= Computational informatics =

Computational informatics is a subfield of informatics that emphasizes issues in the design of computing solutions rather than its underlying infrastructure. Computational informatics can also be interpreted as the use of computational methods in the information sciences.

== Development ==
From a historical viewpoint, medical informatics scientists (also known as medical informaticians) started to use artificial intelligence and Bayesian statistical methods in diagnosis and medical decision making, as early as in the 1970s. An example is the MYCIN system developed at Stanford University. The field has since evolved to use a wide range of computational methods and to interact with all possible scientific and other disciplinary domains.
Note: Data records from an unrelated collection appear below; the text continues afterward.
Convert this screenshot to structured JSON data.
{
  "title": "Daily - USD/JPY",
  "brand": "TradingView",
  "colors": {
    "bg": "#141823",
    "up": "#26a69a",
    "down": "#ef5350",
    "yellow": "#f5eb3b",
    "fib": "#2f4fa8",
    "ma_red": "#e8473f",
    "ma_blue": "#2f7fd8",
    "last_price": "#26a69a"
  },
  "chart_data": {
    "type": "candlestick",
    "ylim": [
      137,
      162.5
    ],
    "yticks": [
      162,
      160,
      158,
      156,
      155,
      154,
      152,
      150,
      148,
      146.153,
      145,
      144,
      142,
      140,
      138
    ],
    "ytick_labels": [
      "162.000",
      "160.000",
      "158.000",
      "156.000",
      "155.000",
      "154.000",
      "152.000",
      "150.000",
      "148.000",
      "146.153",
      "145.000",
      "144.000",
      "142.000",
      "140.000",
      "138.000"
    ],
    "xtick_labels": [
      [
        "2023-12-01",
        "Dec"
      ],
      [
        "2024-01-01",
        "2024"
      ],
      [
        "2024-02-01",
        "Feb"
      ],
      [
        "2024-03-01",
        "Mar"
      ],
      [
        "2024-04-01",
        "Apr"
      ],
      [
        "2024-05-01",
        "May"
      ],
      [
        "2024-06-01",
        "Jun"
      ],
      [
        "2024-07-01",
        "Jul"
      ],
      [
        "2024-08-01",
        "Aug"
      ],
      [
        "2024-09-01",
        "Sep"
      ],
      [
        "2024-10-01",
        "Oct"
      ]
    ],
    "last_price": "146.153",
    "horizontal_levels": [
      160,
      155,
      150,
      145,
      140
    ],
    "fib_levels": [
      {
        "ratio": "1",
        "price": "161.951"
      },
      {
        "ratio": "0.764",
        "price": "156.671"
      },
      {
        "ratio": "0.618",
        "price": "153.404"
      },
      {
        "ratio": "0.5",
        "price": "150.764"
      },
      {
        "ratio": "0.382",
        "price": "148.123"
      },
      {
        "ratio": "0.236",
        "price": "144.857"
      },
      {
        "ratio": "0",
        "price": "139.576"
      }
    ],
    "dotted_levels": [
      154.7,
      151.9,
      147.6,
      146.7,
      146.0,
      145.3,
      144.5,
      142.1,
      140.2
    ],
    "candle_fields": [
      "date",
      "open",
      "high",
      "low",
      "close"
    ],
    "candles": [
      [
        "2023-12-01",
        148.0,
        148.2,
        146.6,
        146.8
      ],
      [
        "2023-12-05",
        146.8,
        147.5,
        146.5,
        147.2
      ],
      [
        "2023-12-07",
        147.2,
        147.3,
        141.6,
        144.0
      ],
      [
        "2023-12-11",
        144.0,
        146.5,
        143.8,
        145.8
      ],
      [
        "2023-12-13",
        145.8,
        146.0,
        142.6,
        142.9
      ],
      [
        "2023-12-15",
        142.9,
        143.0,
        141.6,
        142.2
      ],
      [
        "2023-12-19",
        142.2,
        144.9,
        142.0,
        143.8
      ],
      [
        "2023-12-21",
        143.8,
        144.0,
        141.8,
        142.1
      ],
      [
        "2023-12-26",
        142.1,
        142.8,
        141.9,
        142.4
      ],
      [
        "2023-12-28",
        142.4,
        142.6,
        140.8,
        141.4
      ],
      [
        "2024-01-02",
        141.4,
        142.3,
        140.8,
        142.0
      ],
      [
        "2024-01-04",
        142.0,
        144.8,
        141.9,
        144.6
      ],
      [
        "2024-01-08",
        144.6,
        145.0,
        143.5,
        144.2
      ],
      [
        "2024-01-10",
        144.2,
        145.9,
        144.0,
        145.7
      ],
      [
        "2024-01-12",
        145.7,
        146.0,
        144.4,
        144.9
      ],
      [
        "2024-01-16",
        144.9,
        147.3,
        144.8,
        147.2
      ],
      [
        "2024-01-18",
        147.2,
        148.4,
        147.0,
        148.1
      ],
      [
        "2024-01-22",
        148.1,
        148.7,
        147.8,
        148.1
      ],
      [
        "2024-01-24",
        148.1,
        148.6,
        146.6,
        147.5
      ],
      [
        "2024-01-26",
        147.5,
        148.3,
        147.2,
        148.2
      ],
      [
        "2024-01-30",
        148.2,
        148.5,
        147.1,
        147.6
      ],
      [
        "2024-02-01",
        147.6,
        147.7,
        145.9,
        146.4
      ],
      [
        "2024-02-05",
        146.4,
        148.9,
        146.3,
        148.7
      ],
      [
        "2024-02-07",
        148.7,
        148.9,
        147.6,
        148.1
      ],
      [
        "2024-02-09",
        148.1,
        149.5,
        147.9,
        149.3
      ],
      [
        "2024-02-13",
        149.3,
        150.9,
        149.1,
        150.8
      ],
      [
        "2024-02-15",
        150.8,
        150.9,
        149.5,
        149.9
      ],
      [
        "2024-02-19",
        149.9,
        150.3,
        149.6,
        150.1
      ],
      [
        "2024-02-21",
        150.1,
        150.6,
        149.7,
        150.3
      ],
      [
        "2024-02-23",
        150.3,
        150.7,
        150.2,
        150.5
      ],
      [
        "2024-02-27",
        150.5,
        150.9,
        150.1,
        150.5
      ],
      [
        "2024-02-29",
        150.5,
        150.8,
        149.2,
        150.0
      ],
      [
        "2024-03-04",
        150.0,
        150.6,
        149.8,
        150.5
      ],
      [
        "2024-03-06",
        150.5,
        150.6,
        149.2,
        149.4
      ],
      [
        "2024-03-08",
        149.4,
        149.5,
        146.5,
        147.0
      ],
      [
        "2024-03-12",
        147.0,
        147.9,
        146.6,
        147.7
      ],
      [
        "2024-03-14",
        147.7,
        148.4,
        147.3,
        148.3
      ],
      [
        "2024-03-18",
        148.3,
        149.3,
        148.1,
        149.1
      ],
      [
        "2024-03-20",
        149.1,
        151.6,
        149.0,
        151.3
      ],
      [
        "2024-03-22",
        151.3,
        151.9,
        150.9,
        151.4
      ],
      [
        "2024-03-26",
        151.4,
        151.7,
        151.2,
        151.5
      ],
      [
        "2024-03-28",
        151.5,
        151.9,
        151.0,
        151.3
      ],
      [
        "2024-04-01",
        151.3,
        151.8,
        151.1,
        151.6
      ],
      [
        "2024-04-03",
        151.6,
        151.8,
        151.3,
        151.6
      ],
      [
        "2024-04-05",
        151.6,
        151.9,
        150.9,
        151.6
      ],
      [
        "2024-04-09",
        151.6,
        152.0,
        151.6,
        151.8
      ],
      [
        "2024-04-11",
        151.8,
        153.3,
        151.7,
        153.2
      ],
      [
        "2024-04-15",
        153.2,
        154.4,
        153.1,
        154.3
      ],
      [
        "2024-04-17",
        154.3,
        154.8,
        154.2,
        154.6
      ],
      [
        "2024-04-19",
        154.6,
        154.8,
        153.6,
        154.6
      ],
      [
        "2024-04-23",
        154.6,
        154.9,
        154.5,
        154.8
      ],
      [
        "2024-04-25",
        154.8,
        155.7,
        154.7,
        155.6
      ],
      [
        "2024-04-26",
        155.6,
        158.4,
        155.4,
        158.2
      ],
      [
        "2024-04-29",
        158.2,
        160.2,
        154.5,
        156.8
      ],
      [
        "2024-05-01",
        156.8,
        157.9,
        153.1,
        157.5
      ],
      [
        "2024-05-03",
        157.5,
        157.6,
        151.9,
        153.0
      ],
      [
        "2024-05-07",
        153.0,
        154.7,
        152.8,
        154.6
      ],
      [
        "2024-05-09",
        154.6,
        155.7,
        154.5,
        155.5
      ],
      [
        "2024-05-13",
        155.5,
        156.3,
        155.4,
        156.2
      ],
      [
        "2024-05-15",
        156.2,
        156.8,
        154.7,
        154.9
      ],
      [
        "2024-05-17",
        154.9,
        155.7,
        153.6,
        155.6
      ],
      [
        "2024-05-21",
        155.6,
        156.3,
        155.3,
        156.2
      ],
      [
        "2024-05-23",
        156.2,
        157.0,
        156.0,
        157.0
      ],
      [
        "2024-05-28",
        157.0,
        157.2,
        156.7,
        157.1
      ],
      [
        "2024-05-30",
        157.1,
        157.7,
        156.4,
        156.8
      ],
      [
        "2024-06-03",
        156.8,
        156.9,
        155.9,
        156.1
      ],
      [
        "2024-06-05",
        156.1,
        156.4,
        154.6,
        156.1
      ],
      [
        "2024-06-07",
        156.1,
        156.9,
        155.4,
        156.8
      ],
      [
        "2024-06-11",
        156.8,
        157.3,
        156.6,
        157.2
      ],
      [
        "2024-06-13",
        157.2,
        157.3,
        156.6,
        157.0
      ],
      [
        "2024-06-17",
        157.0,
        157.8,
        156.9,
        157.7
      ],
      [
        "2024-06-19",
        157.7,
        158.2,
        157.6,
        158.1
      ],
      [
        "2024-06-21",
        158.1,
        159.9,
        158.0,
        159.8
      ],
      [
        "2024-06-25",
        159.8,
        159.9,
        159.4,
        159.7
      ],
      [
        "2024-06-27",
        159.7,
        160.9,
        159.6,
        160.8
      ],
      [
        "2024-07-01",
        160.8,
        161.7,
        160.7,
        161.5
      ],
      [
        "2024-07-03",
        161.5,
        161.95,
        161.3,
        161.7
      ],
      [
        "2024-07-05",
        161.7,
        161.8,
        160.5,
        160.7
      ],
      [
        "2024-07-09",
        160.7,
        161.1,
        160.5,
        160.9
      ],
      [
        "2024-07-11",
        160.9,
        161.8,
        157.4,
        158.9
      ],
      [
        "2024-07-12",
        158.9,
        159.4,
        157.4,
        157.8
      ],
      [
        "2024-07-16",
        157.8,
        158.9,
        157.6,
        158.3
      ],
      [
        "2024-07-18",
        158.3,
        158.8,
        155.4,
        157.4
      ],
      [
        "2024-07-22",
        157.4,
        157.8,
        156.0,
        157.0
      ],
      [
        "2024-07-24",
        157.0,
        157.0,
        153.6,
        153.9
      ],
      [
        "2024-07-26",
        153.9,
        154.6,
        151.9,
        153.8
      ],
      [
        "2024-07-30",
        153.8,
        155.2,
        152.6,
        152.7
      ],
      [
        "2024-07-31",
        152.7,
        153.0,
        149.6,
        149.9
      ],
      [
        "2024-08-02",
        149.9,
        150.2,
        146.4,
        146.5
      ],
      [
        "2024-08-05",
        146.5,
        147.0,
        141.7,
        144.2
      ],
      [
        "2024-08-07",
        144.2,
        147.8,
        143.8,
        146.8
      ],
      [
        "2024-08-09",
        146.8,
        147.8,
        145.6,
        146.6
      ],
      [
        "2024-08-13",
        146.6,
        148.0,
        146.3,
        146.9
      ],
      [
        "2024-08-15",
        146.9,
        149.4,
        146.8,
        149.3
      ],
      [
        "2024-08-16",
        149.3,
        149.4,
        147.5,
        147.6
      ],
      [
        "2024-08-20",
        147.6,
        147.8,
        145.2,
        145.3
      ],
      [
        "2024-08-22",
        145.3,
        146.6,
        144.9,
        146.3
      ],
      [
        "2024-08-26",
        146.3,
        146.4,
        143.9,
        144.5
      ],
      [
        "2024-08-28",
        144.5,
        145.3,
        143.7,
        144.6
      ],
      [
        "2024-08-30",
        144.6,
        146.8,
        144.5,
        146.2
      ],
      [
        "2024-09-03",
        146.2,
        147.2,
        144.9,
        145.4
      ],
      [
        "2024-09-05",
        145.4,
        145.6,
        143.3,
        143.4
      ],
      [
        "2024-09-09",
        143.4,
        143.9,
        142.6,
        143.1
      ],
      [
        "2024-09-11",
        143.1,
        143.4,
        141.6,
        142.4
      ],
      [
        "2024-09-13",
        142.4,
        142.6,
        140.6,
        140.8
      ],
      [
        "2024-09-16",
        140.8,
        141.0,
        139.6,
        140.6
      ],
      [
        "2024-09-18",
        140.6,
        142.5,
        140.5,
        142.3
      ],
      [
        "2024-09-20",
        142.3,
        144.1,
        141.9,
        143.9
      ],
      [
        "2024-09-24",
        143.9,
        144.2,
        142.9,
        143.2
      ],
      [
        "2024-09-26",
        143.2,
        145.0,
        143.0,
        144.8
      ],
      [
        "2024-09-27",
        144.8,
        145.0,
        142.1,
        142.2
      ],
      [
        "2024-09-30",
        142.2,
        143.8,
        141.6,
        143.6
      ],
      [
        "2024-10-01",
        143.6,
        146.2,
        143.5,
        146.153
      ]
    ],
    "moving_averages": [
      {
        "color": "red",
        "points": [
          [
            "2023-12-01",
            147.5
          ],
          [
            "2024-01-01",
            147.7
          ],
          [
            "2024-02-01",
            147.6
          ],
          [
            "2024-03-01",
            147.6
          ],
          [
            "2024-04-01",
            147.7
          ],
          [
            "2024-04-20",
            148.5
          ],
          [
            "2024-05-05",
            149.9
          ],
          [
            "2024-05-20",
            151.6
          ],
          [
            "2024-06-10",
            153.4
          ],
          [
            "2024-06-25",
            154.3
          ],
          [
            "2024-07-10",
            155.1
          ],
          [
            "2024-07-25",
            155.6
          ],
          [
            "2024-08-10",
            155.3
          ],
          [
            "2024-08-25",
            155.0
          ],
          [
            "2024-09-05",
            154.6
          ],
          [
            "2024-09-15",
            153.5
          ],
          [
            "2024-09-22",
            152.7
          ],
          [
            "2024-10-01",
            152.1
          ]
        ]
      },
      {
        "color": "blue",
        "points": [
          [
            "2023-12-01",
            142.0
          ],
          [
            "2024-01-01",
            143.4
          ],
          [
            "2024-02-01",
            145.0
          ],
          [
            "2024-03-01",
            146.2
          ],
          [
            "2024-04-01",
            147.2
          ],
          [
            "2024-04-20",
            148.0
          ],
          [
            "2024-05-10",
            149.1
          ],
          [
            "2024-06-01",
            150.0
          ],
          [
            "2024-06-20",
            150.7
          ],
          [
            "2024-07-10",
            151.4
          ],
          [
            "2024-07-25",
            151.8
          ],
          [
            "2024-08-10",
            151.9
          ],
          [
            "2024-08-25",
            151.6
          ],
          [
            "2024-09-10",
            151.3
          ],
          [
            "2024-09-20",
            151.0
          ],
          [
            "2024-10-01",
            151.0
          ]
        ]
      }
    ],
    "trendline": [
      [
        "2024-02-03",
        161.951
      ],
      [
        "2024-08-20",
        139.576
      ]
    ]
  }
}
Later, the field integrated the following:

- Computational techniques: artificial intelligence, algorithms (for architectures ranging from single CPU to massively parallel machines), programming, object-oriented system design, databases, information retrieval, computer graphics and visualization, data mining, information extraction.
- Probability, statistics and decision science: Theory of probability, statistical inference, cost/risk-benefit analysis, probabilistic analysis, stochastic modeling, decision theory, statistical data analysis, probabilistic networks, pattern classification, statistical learning and modeling, statistical data mining.
- Applied mathematics: graph theory, differential equations, optimization theory, wavelets, group theory.
- Electrical engineering methods: signal and image processing.
- Domain knowledge: art and cultural heritage, biology, chemistry, engineering, medicine, the World Wide Web.
- User sciences: design, human-computer interaction, evaluation.
- Cyberinfrastructure for informatics: search engines, digital repositories, storage.
- Scientometrics, bibliometrics and economics: science and policy evaluation, data mining and information extraction, knowledge discovery.
- Social sciences: social network analysis and metrics.

== Education ==
Several universities offer graduate programs in this area. One example is the Penn State College of Information Sciences and Technology. Another example is the Hamburg University of Technology which offers a consecutive Bachelor and Master program with emphasis on computational techniques. Some programs are targeted at specific domains. For instance, the Biomedical Informatics Program at Stanford University focuses on technologies and methods for understanding biomedical data and to improve health care.

In Tunisia, University of Manouba offers a Master program called Intelligent and Decisional Informatics which tries to cover all aspect of computational informatics.